To emphasise Hindutva is to emphasise this national commonality for national unity. To see it as ‘Hindu’ challenge to ‘Muslims’ is a recent and passing phenomenon. Sir Syed Ahmed of Aligarh education movement fame proudly called himself ‘Hindu’. And so did a Muslim leader like M.C. Chagla, a Christian leader like Raj Kumari Amrit Kaur and a Parsi leader like A.D. Gorwala. Even the Jamaat-i-Islami organ Radiance wrote on March 1, 1970: “Muslims can quite reasonably claim to be Hindus in the geographical sense.” And Iqbal himself hailed Rama as the Prophet of Hindustan when he wrote: “Hai Ram ke wujud pe Hindustan ko naaz / Ahl-e-watan samajhte hein usse, Imam-e-Hind.”

It must be clearly understood that whatever the differentiation, Hindus and Muslims are One People, One Nation. The solution to their problems lies in an elaboration and implementation of the ideology of nationalism - and not in communalism, casteism or classism. Once this allergy to Hindutva is over, what is dubbed today as ‘Hindu nationalism’ will be seen as nationalism pure and simple. All BJP programmes - whether it is support to Swadeshi and Swabhasha, missile defence and food security, full employment and small-scale industry, or opposition to exploitation masquerading as ‘liberalisation’, and neo-colonialism masquerading as ‘globalisation’ - are meant to protect and promote the interest of the whole country and of all our people. Herein lies the strength of the BJP’s appeal. It is this foundation of nationalism that has made BJP unstoppable.

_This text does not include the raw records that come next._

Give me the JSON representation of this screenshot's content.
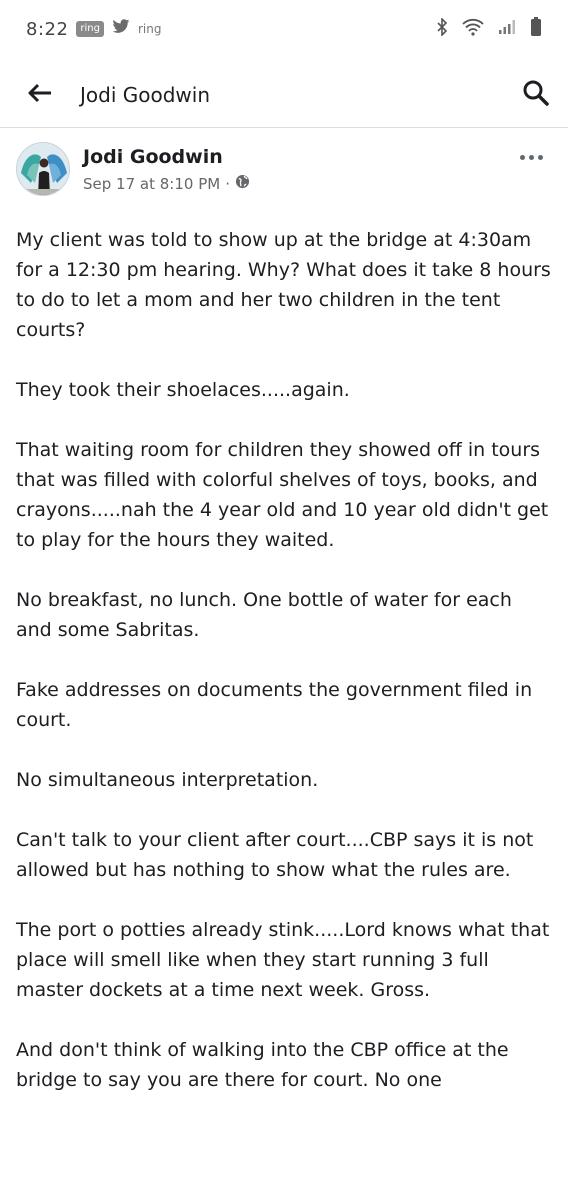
{
  "status_bar": {
    "time": "8:22",
    "badge": "ring",
    "notif_text": "ring"
  },
  "app_bar": {
    "title": "Jodi Goodwin"
  },
  "post": {
    "author": "Jodi Goodwin",
    "date": "Sep 17 at 8:10 PM",
    "separator": "·",
    "paragraphs": [
      "My client was told to show up at the bridge at 4:30am for a 12:30 pm hearing. Why? What does it take 8 hours to do to let a mom and her two children in the tent courts?",
      "They took their shoelaces.....again.",
      "That waiting room for children they showed off in tours that was filled with colorful shelves of toys, books, and crayons.....nah the 4 year old and 10 year old didn't get to play for the hours they waited.",
      "No breakfast, no lunch. One bottle of water for each and some Sabritas.",
      "Fake addresses on documents the government filed in court.",
      "No simultaneous interpretation.",
      "Can't talk to your client after court....CBP says it is not allowed but has nothing to show what the rules are.",
      "The port o potties already stink.....Lord knows what that place will smell like when they start running 3 full master dockets at a time next week. Gross.",
      "And don't think of walking into the CBP office at the bridge to say you are there for court. No one"
    ]
  },
  "colors": {
    "text": "#1c1e21",
    "meta": "#65676b",
    "divider": "#dadde1"
  }
}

As the French historian Ameury de Reincourt has noted in his The Soul of India: “Like every old civilisation still represented on this globe, India has been, and is, increasingly, in spite of appearances, returning to its original sources.” It is, he said, “from the depths of that old civilisation that India is most likely to draw the strength needed to adapt itself to the modern world.” And he added: “Indian masses will give their heartfelt allegiance to that party and ideology that appears to be a true emanation, more or less modernised no doubt, of some aspect or other of timeless Hinduism.” It was “Gandhism yesterday” and, he said, it can only be the “redoubtable RSS” tomorrow.

That is the reality of the Indian situation today - and the secret of the BJP’s strength.